Loop54’s language model goes well beyond basic text-matching. In addition to classic NLP problems, Loop54 utilizes query transformation and expansion to “fuzzily” match the query to words found in the product metadata.

As shown in Figure 2 below, the Loop54 language model is augmented with a second, proprietary model, aptly named by Loop54 as “Generalized Organization in Layered Expanding Maps” (GOLEM). This second, in-house built model, consists of thousands of layered Neural Networks specialized in clustering quantifiable data objects and is designed to determine the “context” behind each and every search query (learn more about the evolution of the Loop54 algorithms). So for a given query, it determines what area (or context) of the catalogue the most relevant results (i.e. products) are located - and uses visitor behaviour to continuously improve relevancy.

Language model

Figure 2: Loop54’s search engine includes a language model and a system of neural networks

Simply put, Loop54’s language model is a combination of a data structure (e.g. Trie Tree, Ternary Search Tree, etc.) to efficiently find which products contain certain words, and a collection of tools to modify strings and traverse the data structure in different ways (e.g. fuzzy matching, stemming, etc.)

Trie Tree

Illustration of Loop54 trie tree data structure

Whereas traditional search engines would solve these problems with word clustering and synonym dictionaries, Loop54 has spend 3+ years in R&D building two models that, when put together, are capable of deciphering the nuances and ambiguity of language while at the same time not being dependent on the actual words used to relevantly rank results.

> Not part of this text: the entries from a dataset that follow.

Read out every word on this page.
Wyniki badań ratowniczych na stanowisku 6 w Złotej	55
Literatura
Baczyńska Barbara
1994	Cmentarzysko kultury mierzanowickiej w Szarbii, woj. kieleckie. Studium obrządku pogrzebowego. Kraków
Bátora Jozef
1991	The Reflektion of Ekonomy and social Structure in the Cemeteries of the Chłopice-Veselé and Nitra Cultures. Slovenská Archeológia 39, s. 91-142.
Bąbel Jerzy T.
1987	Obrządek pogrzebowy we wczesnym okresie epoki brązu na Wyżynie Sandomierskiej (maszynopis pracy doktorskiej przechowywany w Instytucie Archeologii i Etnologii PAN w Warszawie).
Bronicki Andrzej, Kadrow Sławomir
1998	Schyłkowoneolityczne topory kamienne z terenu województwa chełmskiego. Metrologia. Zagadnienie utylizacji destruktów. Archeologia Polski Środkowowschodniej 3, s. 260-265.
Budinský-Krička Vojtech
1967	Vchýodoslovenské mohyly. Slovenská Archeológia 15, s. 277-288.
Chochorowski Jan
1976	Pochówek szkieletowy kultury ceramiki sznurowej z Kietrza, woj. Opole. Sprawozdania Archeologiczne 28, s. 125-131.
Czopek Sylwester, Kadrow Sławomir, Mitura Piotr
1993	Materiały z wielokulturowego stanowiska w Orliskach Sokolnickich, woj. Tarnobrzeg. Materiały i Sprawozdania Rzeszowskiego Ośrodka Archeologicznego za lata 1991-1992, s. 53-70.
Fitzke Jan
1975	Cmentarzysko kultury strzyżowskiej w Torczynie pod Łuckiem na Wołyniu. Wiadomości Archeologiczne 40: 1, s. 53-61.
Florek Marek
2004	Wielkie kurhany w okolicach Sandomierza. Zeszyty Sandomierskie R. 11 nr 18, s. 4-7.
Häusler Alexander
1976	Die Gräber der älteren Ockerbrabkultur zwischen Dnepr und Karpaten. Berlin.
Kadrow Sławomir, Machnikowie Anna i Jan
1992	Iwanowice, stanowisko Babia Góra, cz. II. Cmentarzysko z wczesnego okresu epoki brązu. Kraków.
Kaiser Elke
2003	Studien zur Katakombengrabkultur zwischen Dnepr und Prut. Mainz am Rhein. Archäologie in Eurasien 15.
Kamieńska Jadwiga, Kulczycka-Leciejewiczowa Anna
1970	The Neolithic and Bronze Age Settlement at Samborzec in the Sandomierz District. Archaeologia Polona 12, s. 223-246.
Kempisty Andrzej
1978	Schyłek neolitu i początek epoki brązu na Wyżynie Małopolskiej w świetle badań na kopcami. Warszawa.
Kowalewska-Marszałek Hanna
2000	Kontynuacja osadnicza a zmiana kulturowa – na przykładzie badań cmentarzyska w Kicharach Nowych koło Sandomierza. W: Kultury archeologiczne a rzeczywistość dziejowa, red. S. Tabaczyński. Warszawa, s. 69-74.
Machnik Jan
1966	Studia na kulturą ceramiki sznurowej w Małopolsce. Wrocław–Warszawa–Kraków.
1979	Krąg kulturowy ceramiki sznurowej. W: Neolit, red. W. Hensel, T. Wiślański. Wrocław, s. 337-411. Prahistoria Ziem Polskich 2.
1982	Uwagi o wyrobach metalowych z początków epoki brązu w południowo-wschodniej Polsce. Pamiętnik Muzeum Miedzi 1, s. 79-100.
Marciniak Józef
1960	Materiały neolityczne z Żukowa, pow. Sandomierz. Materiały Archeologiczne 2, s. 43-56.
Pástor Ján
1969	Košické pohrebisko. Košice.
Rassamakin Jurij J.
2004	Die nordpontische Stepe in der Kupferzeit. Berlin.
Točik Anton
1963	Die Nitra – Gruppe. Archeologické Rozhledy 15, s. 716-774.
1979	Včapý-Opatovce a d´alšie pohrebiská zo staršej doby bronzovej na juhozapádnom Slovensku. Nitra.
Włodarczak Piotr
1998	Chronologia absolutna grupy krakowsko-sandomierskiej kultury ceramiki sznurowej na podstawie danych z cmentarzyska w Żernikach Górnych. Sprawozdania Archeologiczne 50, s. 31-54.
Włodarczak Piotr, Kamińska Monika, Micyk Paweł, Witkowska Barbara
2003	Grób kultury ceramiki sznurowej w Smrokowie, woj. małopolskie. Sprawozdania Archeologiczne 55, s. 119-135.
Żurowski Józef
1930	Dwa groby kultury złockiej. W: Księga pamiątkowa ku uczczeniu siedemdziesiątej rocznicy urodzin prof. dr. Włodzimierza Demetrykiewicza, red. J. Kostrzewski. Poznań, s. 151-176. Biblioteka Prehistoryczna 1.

Finding the words and defining the match types

Loop54 traverses the language model data structure to find different types of matches to the query.

The different match types are:

In the simplest case, the engine will receive a query like "chair", and will traverse the trie tree to find if the model contains the word "chair".

match types

Exact - the word exactly matches the query (chair)

If it finds a match, it returns a word with a specified match type depending on the type of match it is. It may find the exact word “chair” in the model, and therefore would return Exact("chair").

Fuzzy - it approximately matches the query (cheir)

Partial - the query is a partial of the word (chairman).

But it may also find "chairs" - where “chair” is a partial match and so would return a match type of Partial("chairs").

Reverse Partial - the query is a reverse partial of the word (armchair)

Compound - the query is a compound of several words (spacechair → space + chair)

SubWords - the query contains components of other words. Unlike compound matches, where all words must exist, with Subwords only the first word must exist (chairxxxx → chair)

Queries usually consist of a bunch of combinations of these match types, so may look something like:

[Exact(chair), Fuzzy(chairs), ReversePartial(armchair)...]

If the query contains several words, each word would be represented as a list of possible matches. This is called a Query Collection.

For example, the Query Collection for “black chair” could be represented as two match type containers, one for each word:

[
[Exact(black), Partial(blackish), Fuzzy(block)...],
[Exact(chair), Fuzzy(chairs), ReversePartial(armchair)...]
]

Fuzzy matching explained [video]

Using Machine Learning to overcome the nuance and complexity of language

Imagine walking into a physical store and asking for a “bag”, and the store clerk hands over all the products called “bags” for you to look at, but not any of the products labelled “sack”, “backpack” or “duffel”.

This would never happen in a physical store because the salesperson would point you to the section of the store where all relevant bags types are found. Moreover, the salesperson may be able to tailor his/her recommendation based on information ascertained from your loyalty membership profile or by asking a few simple questions before pointing you in the right direction.

With Loop54’s advanced Machine Learning model, the same customer experience is possible online. Loop54’s proprietary models map the relationships between products so that the shopper is no longer inhibited by the words they use. The search engine can quickly and accurately direct shoppers to the right area, or “context”, of the catalogue, regardless of the words they used in their query. Whether it be “bag”, “sack” or “duffel”, Loop54 will locate and present the shopper with the most relevant results.

neural network

Illustration of Loop54’s Machine Learning model